Honestly, I personally prefer the Oral-B cleaning action, but do happily use Sonicare toothbrushes too.
Why I feel this way is because I tend to come away with my teeth feeling cleaner after use. This is likely more a psychological (mental) feeling than reality. The cleaning action or Oral-B is a bit more of an aggressive clean or so it feels, but the Sonicare is by no means bad. In fact, one of the appeals of Sonicare is how gentle it is. It feels softer on the teeth and gums, but it still clinically proven as being effective.

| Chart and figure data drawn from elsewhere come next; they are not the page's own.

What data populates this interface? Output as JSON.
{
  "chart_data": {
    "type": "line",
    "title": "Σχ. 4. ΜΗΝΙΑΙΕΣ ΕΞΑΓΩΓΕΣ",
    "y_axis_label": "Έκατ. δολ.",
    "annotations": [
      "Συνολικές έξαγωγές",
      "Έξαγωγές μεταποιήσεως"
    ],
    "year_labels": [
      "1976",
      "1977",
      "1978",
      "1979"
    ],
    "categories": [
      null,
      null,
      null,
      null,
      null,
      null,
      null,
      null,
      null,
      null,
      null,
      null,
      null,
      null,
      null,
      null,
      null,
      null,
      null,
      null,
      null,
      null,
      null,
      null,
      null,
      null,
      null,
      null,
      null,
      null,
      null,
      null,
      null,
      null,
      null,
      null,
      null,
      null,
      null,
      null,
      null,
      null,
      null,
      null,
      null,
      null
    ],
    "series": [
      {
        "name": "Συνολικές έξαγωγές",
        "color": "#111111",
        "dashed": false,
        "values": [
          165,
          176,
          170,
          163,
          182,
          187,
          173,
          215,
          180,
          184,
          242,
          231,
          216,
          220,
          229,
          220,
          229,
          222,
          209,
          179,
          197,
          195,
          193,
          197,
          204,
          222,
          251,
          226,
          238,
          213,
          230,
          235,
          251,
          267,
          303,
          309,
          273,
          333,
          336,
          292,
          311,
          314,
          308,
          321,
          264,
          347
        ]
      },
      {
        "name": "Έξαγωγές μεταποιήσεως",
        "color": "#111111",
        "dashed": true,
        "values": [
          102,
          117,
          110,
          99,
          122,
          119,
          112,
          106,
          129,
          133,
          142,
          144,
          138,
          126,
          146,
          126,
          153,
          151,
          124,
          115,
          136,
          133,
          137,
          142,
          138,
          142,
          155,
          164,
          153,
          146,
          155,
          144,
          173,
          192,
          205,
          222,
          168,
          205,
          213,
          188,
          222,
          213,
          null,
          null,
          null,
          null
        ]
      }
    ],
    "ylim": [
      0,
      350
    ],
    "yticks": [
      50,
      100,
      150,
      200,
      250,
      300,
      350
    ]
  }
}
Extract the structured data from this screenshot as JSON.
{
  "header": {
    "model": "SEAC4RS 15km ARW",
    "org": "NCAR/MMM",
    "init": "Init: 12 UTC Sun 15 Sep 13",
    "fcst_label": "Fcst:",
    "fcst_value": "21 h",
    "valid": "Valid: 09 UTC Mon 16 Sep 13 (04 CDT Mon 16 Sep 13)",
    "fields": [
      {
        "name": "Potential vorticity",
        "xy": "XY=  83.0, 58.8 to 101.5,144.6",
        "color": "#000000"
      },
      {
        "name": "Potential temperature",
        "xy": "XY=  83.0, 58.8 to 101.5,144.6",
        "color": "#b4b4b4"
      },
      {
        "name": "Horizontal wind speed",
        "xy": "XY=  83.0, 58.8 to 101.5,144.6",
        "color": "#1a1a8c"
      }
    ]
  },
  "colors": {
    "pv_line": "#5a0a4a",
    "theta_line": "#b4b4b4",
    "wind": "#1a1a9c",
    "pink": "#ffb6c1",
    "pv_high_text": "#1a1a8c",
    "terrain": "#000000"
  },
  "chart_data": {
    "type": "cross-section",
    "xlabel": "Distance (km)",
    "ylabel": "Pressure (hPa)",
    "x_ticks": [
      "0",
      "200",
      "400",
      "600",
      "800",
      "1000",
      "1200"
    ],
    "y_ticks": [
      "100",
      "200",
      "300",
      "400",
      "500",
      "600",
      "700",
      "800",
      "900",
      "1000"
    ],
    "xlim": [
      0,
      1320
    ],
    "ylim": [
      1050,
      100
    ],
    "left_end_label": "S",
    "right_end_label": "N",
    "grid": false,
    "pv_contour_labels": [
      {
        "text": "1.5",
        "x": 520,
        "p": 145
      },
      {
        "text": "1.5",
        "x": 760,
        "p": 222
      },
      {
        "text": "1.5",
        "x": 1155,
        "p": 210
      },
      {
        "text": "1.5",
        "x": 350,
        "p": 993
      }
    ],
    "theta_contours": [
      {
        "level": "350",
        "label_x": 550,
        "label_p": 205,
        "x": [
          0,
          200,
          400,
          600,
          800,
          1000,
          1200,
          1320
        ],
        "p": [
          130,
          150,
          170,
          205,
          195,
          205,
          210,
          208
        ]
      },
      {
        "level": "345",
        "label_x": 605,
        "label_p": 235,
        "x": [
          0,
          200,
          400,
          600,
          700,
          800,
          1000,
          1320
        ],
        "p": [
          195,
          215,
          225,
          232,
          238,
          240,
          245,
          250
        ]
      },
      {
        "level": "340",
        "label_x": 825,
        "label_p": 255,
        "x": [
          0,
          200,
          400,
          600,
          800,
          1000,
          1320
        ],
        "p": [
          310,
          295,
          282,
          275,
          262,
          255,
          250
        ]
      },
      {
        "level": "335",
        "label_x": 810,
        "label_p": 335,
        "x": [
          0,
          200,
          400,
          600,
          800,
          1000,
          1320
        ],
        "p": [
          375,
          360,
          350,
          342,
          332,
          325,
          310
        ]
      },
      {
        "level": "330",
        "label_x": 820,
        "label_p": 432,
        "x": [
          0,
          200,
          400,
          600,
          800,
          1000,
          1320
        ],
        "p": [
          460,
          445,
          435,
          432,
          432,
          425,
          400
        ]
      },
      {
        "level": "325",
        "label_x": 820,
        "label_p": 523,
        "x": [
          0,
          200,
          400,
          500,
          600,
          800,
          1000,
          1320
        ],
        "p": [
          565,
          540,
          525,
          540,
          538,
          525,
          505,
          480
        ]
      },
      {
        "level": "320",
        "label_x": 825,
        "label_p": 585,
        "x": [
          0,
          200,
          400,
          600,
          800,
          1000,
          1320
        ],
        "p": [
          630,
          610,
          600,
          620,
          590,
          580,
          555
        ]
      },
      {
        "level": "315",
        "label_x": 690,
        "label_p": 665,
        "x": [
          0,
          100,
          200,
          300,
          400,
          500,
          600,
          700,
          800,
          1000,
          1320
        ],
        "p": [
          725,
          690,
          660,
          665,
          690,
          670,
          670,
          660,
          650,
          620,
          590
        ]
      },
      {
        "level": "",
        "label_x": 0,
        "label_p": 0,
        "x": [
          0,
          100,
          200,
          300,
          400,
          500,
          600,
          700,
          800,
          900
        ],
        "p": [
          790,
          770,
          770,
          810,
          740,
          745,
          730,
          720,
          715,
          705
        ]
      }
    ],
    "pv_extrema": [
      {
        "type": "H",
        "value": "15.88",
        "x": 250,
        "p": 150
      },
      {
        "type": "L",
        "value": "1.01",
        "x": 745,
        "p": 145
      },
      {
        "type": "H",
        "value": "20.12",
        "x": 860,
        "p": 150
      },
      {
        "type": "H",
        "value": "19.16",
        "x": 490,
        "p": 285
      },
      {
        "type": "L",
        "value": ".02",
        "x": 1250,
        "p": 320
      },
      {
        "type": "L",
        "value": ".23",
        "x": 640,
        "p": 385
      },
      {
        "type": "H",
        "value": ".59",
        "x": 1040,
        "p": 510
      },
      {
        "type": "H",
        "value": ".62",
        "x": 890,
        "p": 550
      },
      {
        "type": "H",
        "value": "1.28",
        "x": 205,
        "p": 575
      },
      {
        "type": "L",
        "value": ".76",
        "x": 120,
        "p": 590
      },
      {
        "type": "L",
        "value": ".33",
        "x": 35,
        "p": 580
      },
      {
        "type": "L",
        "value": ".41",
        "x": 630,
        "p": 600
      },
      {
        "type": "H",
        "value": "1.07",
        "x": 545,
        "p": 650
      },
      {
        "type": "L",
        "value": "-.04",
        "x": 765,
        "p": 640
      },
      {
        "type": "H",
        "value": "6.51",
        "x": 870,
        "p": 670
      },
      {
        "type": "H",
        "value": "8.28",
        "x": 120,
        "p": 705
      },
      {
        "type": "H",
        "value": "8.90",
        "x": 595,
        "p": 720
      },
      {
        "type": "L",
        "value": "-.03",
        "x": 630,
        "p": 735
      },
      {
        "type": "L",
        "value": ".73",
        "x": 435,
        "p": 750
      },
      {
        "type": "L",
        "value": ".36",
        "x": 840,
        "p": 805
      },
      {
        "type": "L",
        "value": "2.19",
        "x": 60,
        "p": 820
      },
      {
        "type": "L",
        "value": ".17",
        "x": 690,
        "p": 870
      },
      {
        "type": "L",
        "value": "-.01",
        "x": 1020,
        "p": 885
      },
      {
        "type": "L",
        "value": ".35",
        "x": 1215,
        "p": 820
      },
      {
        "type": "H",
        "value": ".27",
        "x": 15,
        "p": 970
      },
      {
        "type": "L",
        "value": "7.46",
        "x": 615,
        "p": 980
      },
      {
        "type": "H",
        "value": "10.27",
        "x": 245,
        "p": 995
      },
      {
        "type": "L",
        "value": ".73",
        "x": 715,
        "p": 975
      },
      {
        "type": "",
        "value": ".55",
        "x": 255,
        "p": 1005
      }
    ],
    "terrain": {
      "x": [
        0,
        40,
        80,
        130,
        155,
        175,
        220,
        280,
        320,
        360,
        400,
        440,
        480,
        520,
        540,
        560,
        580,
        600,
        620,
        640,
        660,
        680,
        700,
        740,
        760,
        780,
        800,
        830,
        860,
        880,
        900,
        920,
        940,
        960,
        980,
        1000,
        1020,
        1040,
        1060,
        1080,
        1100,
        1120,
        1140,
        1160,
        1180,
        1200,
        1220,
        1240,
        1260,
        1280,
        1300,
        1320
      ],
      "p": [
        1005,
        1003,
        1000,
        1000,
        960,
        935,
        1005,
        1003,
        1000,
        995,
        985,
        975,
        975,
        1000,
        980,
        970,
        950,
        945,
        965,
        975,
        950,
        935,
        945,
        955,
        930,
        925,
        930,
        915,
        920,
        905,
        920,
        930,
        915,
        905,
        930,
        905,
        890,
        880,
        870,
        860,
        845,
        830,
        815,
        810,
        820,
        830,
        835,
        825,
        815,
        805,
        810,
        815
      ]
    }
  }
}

Let me be clear, that in daily use the real difference in the cleaning performance is going to be negligible. Other factors, such as your brushing technique and routine are going to have more impact than the cleaning action alone.
If one of these is to be your first electric toothbrush, either will offer significant benefits compared to a manual brush.
Is one better priced than the other?
Both brushes are very similarly priced, in fact, both have the same recommended retail price of $69.99.
However, over a 3 year period, the Sonicare 4100 works out to be more expensive than the Pro 1000 because of the cost of replacement brush heads.
Whilst prices are always subject to change and vary from one seller to another, you can generally buy both these brushes for $50, about $20 less than their suggested selling price.
In fact, on occasions either brush can cost as little as $40.
So, there is little to separate them in terms of price at the initial point of purchase.
But, as both of these brushes come with just 1 brush head in the box, you will need to buy replacements fairly soon.
A typical Oral-B brush head is priced at around $5 each whereas a Sonicare head is at least $8 each, if not more.
Sonicare heads have typically always been more expensive than Oral-B, but in this instance, the RFID chip built into these heads increases the price too.
Sonicare do offer heads without the RFID chip. These are cheaper and are compatible with the 4100, but you won’t get the brush head replacement reminder.
When pricing both brushes over a 3 year period, the cost of ownership works out at around $100 or 9 cents per day for the Oral-B and $138 or 13 cents per day for the 4100.
Please note that all prices quoted are approximates and will vary based on location, supplier and time of purchase. These figures were correct at the time of writing and should not be relied upon as hard fact, but used as a guide during your decision process.
These are 2 excellent toothbrushes that I could use happily on a daily basis.
The 4100 does offer a few more desirable features and feels the more premium brush in hand. The pressure sensor and the brush head reminder are particularly appealing, as is the extra battery life.
These extras do come at a slight price premium, but it is one that I think most would agree is worthwhile as you get a toothbrush, which I at least feel is more enjoyable to use on a daily basis.
Ultimately, whatever brush you decide upon, it is you who needs to make the decision; but do so based on which is best for your needs or that of the end user.
Only pay the price you are happy with and do not be led into buying something if it is not right.
Hopefully, I have presented the facts and made the whole decision process that little bit easier.